I UPSET a colleague last week when I observed that, photogenic as it undoubtedly was, roller derby should not have featured in this newspaper's sports pages.
I upset him more when I offered the opinion that roller derby is at best a crude amusement.
After the initial anger had subsided he invited me to define sport.
That's tricky. I can tell you what I consider to be important sports: football (the real one with the round ball), cricket, the rugby codes, tennis and athletics, but then I am happy to acknowledge that in sport, as in many aspects of life, I am a boring traditionalist.
You will notice that these sports combine finely honed skills, finesse, strategy and guile and to excel at them requires a high degree of strength and fitness. I accept without debate that there are many more activities that deserve to be respected as sports, but which don't hold much interest for me.
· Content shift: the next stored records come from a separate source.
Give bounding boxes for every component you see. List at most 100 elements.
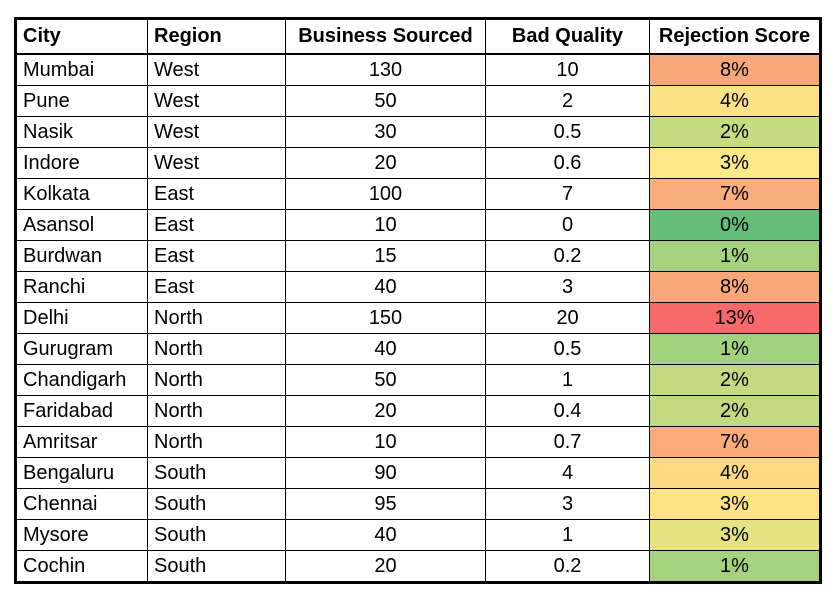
city-cell: Cochin	[15, 550, 148, 583]
region-cell: East	[147, 209, 286, 241]
city-cell: Mysore	[15, 519, 148, 551]
city-cell: Asansol	[15, 209, 148, 241]
table-row: Faridabad North 20 0.4 2%	[15, 395, 821, 427]
table-row: Nasik West 30 0.5 2%	[15, 116, 821, 148]
city-cell: Kolkata	[15, 178, 148, 210]
bad-quality-cell: 10	[485, 53, 650, 86]
rejection-score-cell: 1%	[649, 550, 821, 583]
region-cell: North	[147, 333, 286, 365]
city-cell: Gurugram	[15, 333, 148, 365]
rejection-score-cell: 4%	[649, 85, 821, 117]
business-sourced-cell: 50	[285, 85, 486, 117]
city-cell: Nasik	[15, 116, 148, 148]
business-sourced-cell: 50	[285, 364, 486, 396]
rejection-score-cell: 3%	[649, 147, 821, 179]
city-cell: Pune	[15, 85, 148, 117]
rejection-score-cell: 13%	[649, 302, 821, 334]
bad-quality-cell: 0.2	[485, 240, 650, 272]
region-cell: North	[147, 426, 286, 458]
table-row: Chennai South 95 3 3%	[15, 488, 821, 520]
business-sourced-cell: 20	[285, 395, 486, 427]
rejection-score-cell: 3%	[649, 519, 821, 551]
table-row: Chandigarh North 50 1 2%	[15, 364, 821, 396]
city-cell: Ranchi	[15, 271, 148, 303]
rejection-score-cell: 2%	[649, 395, 821, 427]
city-cell: Bengaluru	[15, 457, 148, 489]
region-cell: East	[147, 178, 286, 210]
rejection-score-cell: 0%	[649, 209, 821, 241]
bad-quality-cell: 20	[485, 302, 650, 334]
header-region: Region	[147, 18, 286, 55]
bad-quality-cell: 0.5	[485, 116, 650, 148]
table-row: Delhi North 150 20 13%	[15, 302, 821, 334]
table-row: Pune West 50 2 4%	[15, 85, 821, 117]
rejection-score-cell: 4%	[649, 457, 821, 489]
table-row: Mumbai West 130 10 8%	[15, 53, 821, 86]
business-sourced-cell: 40	[285, 333, 486, 365]
bad-quality-cell: 4	[485, 457, 650, 489]
table-row: Asansol East 10 0 0%	[15, 209, 821, 241]
region-cell: South	[147, 457, 286, 489]
business-sourced-cell: 100	[285, 178, 486, 210]
city-cell: Burdwan	[15, 240, 148, 272]
city-cell: Faridabad	[15, 395, 148, 427]
header-bad-quality: Bad Quality	[485, 18, 650, 55]
bad-quality-cell: 1	[485, 519, 650, 551]
region-cell: West	[147, 85, 286, 117]
bad-quality-cell: 3	[485, 271, 650, 303]
bad-quality-cell: 0.2	[485, 550, 650, 583]
region-cell: North	[147, 364, 286, 396]
table-body: Mumbai West 130 10 8% Pune West 50 2 4% Nasik West 3…	[15, 53, 821, 583]
bad-quality-cell: 7	[485, 178, 650, 210]
region-cell: North	[147, 395, 286, 427]
region-cell: North	[147, 302, 286, 334]
business-sourced-cell: 15	[285, 240, 486, 272]
city-cell: Mumbai	[15, 53, 148, 86]
table-row: Ranchi East 40 3 8%	[15, 271, 821, 303]
business-sourced-cell: 150	[285, 302, 486, 334]
table-row: Indore West 20 0.6 3%	[15, 147, 821, 179]
rejection-score-cell: 2%	[649, 116, 821, 148]
header-business-sourced: Business Sourced	[285, 18, 486, 55]
city-cell: Indore	[15, 147, 148, 179]
business-sourced-cell: 10	[285, 426, 486, 458]
region-cell: West	[147, 147, 286, 179]
region-cell: South	[147, 519, 286, 551]
table-row: Kolkata East 100 7 7%	[15, 178, 821, 210]
business-sourced-cell: 30	[285, 116, 486, 148]
business-sourced-cell: 40	[285, 519, 486, 551]
bad-quality-cell: 1	[485, 364, 650, 396]
region-cell: West	[147, 53, 286, 86]
rejection-score-cell: 7%	[649, 178, 821, 210]
region-cell: West	[147, 116, 286, 148]
bad-quality-cell: 0.5	[485, 333, 650, 365]
region-cell: South	[147, 550, 286, 583]
bad-quality-cell: 0.4	[485, 395, 650, 427]
table-row: Gurugram North 40 0.5 1%	[15, 333, 821, 365]
business-sourced-cell: 20	[285, 550, 486, 583]
rejection-score-cell: 1%	[649, 333, 821, 365]
bad-quality-cell: 2	[485, 85, 650, 117]
business-sourced-cell: 90	[285, 457, 486, 489]
city-cell: Delhi	[15, 302, 148, 334]
region-cell: East	[147, 240, 286, 272]
city-cell: Chandigarh	[15, 364, 148, 396]
rejection-score-cell: 8%	[649, 271, 821, 303]
rejection-score-cell: 7%	[649, 426, 821, 458]
rejection-score-cell: 3%	[649, 488, 821, 520]
header-row: City Region Business Sourced Bad Quality…	[15, 18, 821, 55]
region-cell: East	[147, 271, 286, 303]
table-row: Burdwan East 15 0.2 1%	[15, 240, 821, 272]
bad-quality-cell: 0.6	[485, 147, 650, 179]
header-rejection-score: Rejection Score	[649, 18, 821, 55]
city-cell: Chennai	[15, 488, 148, 520]
rejection-score-cell: 1%	[649, 240, 821, 272]
region-cell: South	[147, 488, 286, 520]
rejection-score-cell: 2%	[649, 364, 821, 396]
table-row: Cochin South 20 0.2 1%	[15, 550, 821, 583]
table-row: Amritsar North 10 0.7 7%	[15, 426, 821, 458]
bad-quality-cell: 3	[485, 488, 650, 520]
header-city: City	[15, 18, 148, 55]
rejection-score-cell: 8%	[649, 53, 821, 86]
bad-quality-cell: 0.7	[485, 426, 650, 458]
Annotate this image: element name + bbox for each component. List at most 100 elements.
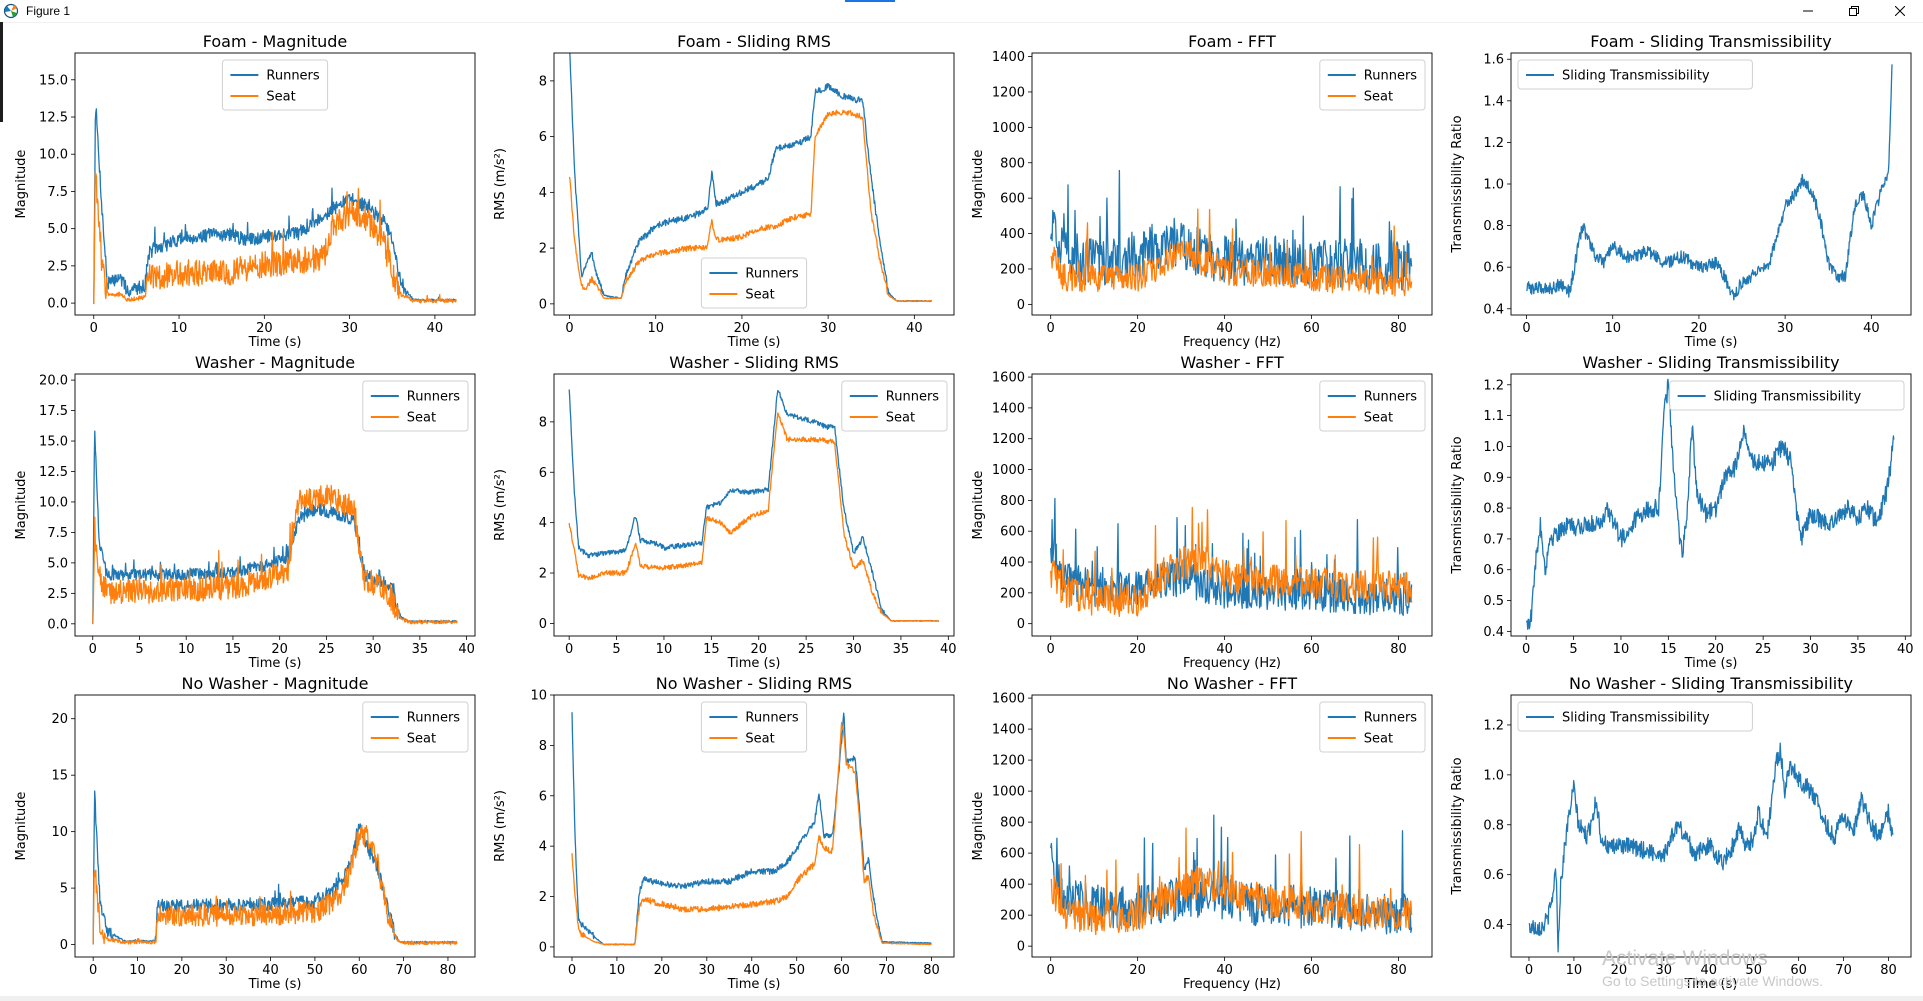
series-line-sliding-transmissibility (1528, 742, 1894, 953)
x-tick-label: 10 (178, 642, 195, 657)
series-line-runners (569, 53, 933, 303)
y-tick-label: 0.9 (1483, 471, 1504, 486)
y-axis-label: Magnitude (971, 792, 986, 861)
legend-label: Seat (407, 411, 436, 426)
series-line-seat (571, 721, 932, 946)
matplotlib-icon (3, 3, 19, 19)
y-tick-label: 0.8 (1483, 219, 1504, 234)
subplot-foam-magnitude: 0 10 20 30 40 0.0 2.5 5.0 7.5 10.0 12.5 15.0 Foam - … (14, 32, 476, 350)
x-tick-label: 60 (1303, 963, 1320, 978)
y-tick-label: 2 (539, 890, 547, 905)
subplot-title: No Washer - FFT (1167, 674, 1297, 693)
subplot-title: Washer - Magnitude (195, 353, 355, 372)
x-tick-label: 15 (1660, 642, 1677, 657)
y-tick-label: 0 (539, 940, 547, 955)
y-tick-label: 1200 (992, 432, 1025, 447)
legend-box (1319, 59, 1426, 111)
legend-label: Seat (886, 411, 915, 426)
series-line-seat (92, 484, 458, 625)
y-tick-label: 200 (1000, 586, 1025, 601)
x-axis-label: Time (s) (1684, 977, 1738, 992)
x-tick-label: 0 (1047, 642, 1055, 657)
y-tick-label: 10 (530, 689, 547, 704)
legend: Runners Seat (1319, 701, 1426, 753)
subplot-title: Foam - Sliding Transmissibility (1590, 32, 1831, 51)
restore-icon (1849, 6, 1859, 16)
legend-box (700, 701, 808, 753)
legend-box (1319, 380, 1426, 432)
y-tick-label: 17.5 (39, 404, 68, 419)
y-tick-label: 0 (539, 297, 547, 312)
x-tick-label: 25 (1755, 642, 1772, 657)
x-axis-label: Frequency (Hz) (1183, 656, 1281, 671)
legend-box (221, 59, 329, 111)
y-tick-label: 1200 (992, 85, 1025, 100)
y-tick-label: 1.2 (1483, 136, 1504, 151)
x-tick-label: 10 (171, 321, 188, 336)
y-tick-label: 15 (51, 769, 68, 784)
legend-label: Runners (407, 390, 461, 405)
y-tick-label: 600 (1000, 847, 1025, 862)
x-tick-label: 5 (135, 642, 143, 657)
subplot-washer-sliding-rms: 0 5 10 15 20 25 30 35 40 0 2 4 6 8 Washer - Sliding RM… (493, 353, 957, 671)
x-tick-label: 15 (703, 642, 720, 657)
y-tick-label: 800 (1000, 156, 1025, 171)
series-line-seat (92, 824, 458, 946)
legend-label: Sliding Transmissibility (1562, 69, 1710, 84)
x-tick-label: 25 (798, 642, 815, 657)
x-tick-label: 80 (440, 963, 457, 978)
legend-box (1669, 380, 1905, 411)
x-tick-label: 50 (1745, 963, 1762, 978)
x-tick-label: 0 (89, 963, 97, 978)
x-tick-label: 10 (1613, 642, 1630, 657)
x-tick-label: 0 (568, 963, 576, 978)
window-title-bar: Figure 1 (0, 0, 1923, 23)
y-tick-label: 8 (539, 739, 547, 754)
x-tick-label: 20 (1129, 642, 1146, 657)
x-axis-label: Frequency (Hz) (1183, 977, 1281, 992)
minimize-icon (1803, 10, 1813, 12)
axes-frame (1031, 373, 1433, 637)
axes-frame (553, 694, 955, 958)
close-button[interactable] (1877, 0, 1923, 22)
x-tick-label: 15 (225, 642, 242, 657)
legend-box (700, 257, 808, 309)
x-tick-label: 40 (427, 321, 444, 336)
x-axis-label: Time (s) (1684, 656, 1738, 671)
x-axis-label: Time (s) (248, 335, 302, 350)
legend: Sliding Transmissibility (1517, 701, 1753, 732)
legend-box (1517, 59, 1753, 90)
y-tick-label: 600 (1000, 525, 1025, 540)
legend-label: Seat (745, 732, 774, 747)
x-tick-label: 20 (750, 642, 767, 657)
subplot-title: No Washer - Sliding Transmissibility (1569, 674, 1853, 693)
maximize-button[interactable] (1831, 0, 1877, 22)
x-tick-label: 80 (923, 963, 940, 978)
x-tick-label: 40 (458, 642, 475, 657)
y-tick-label: 1000 (992, 785, 1025, 800)
x-tick-label: 20 (1129, 963, 1146, 978)
legend: Runners Seat (1319, 59, 1426, 111)
y-axis-label: Magnitude (971, 471, 986, 540)
subplot-no-washer-fft: 0 20 40 60 8002004006008001000120014001600No… (971, 674, 1433, 992)
y-tick-label: 1400 (992, 723, 1025, 738)
y-axis-label: Transmissibility Ratio (1450, 115, 1465, 253)
y-tick-label: 0.0 (47, 617, 68, 632)
series-line-runners (93, 108, 457, 304)
minimize-button[interactable] (1785, 0, 1831, 22)
y-tick-label: 0.4 (1483, 918, 1504, 933)
subplot-title: Washer - FFT (1180, 353, 1284, 372)
subplot-washer-magnitude: 0 5 10 15 20 25 30 35 40 0.0 2.5 5.0 7.5 10.0 12.5 15.0… (14, 353, 476, 671)
legend-label: Runners (407, 711, 461, 726)
y-axis-label: Magnitude (14, 150, 29, 219)
x-tick-label: 0 (1047, 321, 1055, 336)
x-tick-label: 30 (699, 963, 716, 978)
axes-frame (1510, 694, 1912, 958)
y-tick-label: 5.0 (47, 556, 68, 571)
legend-label: Seat (1364, 411, 1393, 426)
y-tick-label: 2.5 (47, 587, 68, 602)
subplot-title: Washer - Sliding Transmissibility (1582, 353, 1839, 372)
series-line-sliding-transmissibility (1525, 378, 1895, 630)
axes-frame (74, 694, 476, 958)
Reluctantly I'll admit that basketball counts, although I'll argue long and hard that it is a game invented so those who are freakishly tall and ungainly have something to do during PE.
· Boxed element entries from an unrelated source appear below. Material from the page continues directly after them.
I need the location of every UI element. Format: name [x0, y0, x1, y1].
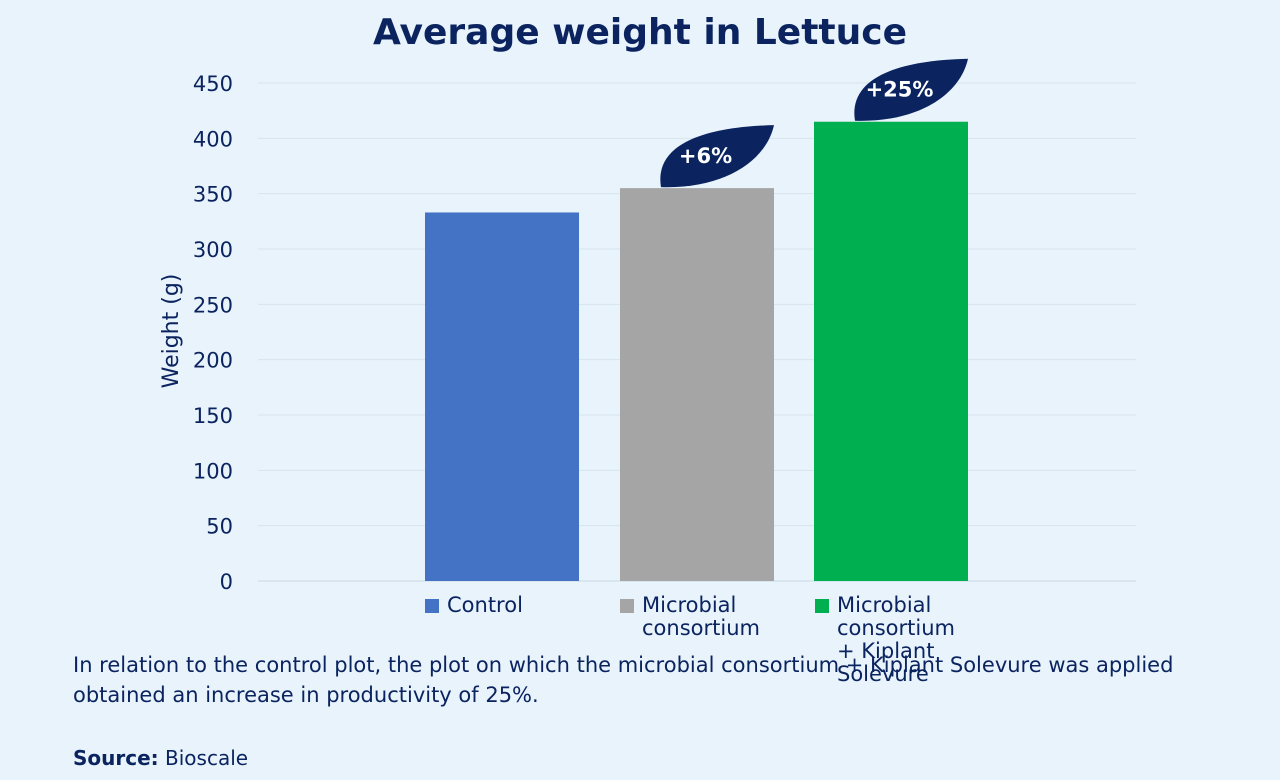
caption: In relation to the control plot, the plo…: [73, 653, 1174, 707]
legend-label-control: Control: [447, 593, 523, 617]
bar: [620, 188, 774, 581]
y-tick-label: 0: [220, 570, 233, 594]
legend-swatch-microbial-kiplant: [815, 599, 829, 613]
y-tick-label: 150: [193, 404, 233, 428]
legend-swatch-control: [425, 599, 439, 613]
annotation-label: +25%: [866, 78, 934, 102]
y-tick-label: 350: [193, 183, 233, 207]
source-value: Bioscale: [158, 746, 249, 770]
bar: [425, 212, 579, 582]
legend-label-microbial-consortium: Microbial consortium: [642, 593, 760, 640]
annotation-leaf: +6%: [660, 125, 774, 188]
legend-swatch-microbial-consortium: [620, 599, 634, 613]
bar-annotations: +6% +25%: [660, 58, 968, 188]
bar-chart: 0 50 100 150 200 250 300 350 400 450 +6% +25% Weig…: [159, 58, 1136, 594]
legend-item-microbial-consortium: Microbial consortium: [620, 594, 760, 640]
legend-label-microbial-kiplant: Microbial consortium + Kiplant Solevure: [837, 593, 955, 686]
chart-title: Average weight in Lettuce: [372, 12, 908, 53]
y-tick-label: 300: [193, 238, 233, 262]
y-tick-label: 100: [193, 459, 233, 483]
annotation-leaf: +25%: [854, 58, 968, 121]
leaf-shape: [660, 125, 774, 188]
y-tick-labels: 0 50 100 150 200 250 300 350 400 450: [193, 72, 233, 594]
legend-item-control: Control: [425, 594, 523, 617]
y-tick-label: 200: [193, 349, 233, 373]
y-tick-label: 250: [193, 293, 233, 317]
leaf-shape: [854, 58, 968, 121]
source-label: Source:: [73, 746, 159, 770]
y-tick-label: 50: [206, 515, 233, 539]
bar: [814, 121, 968, 581]
bars: [425, 121, 968, 582]
annotation-label: +6%: [679, 144, 732, 168]
y-tick-label: 400: [193, 127, 233, 151]
legend-item-microbial-kiplant: Microbial consortium + Kiplant Solevure: [815, 594, 955, 686]
y-tick-label: 450: [193, 72, 233, 96]
source-line: Source: Bioscale: [73, 746, 248, 770]
y-axis-label: Weight (g): [159, 274, 184, 389]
But I digress. Let's return to the subject of roller derby which my enthusiastic colleague describes as the fastest growing sport in the world. Yeah, right.
As far as I can tell it involves a number of well-built young women in various stages of undress, roller skating with malicious intent. I have no doubt that there is an element of sweaty physicality involved and there might be some tactics employed. But, basically, it looks like an excuse for violence and brutality with a dubious element of perversion thrown in for salacious pleasure.
I concede this spectacle drew a crowd. It's natural that some people were curious and I wouldn't be at all surprised if some strange men went along to ogle the scantily attired participants in the hope that various bouncy bits might fall free of their inadequate harnesses.
In the end I think that there is one guiding principle to clinch the argument. If it involves wearing fishnet stockings then, however sporty the players might appear, they are not taking part in a sport.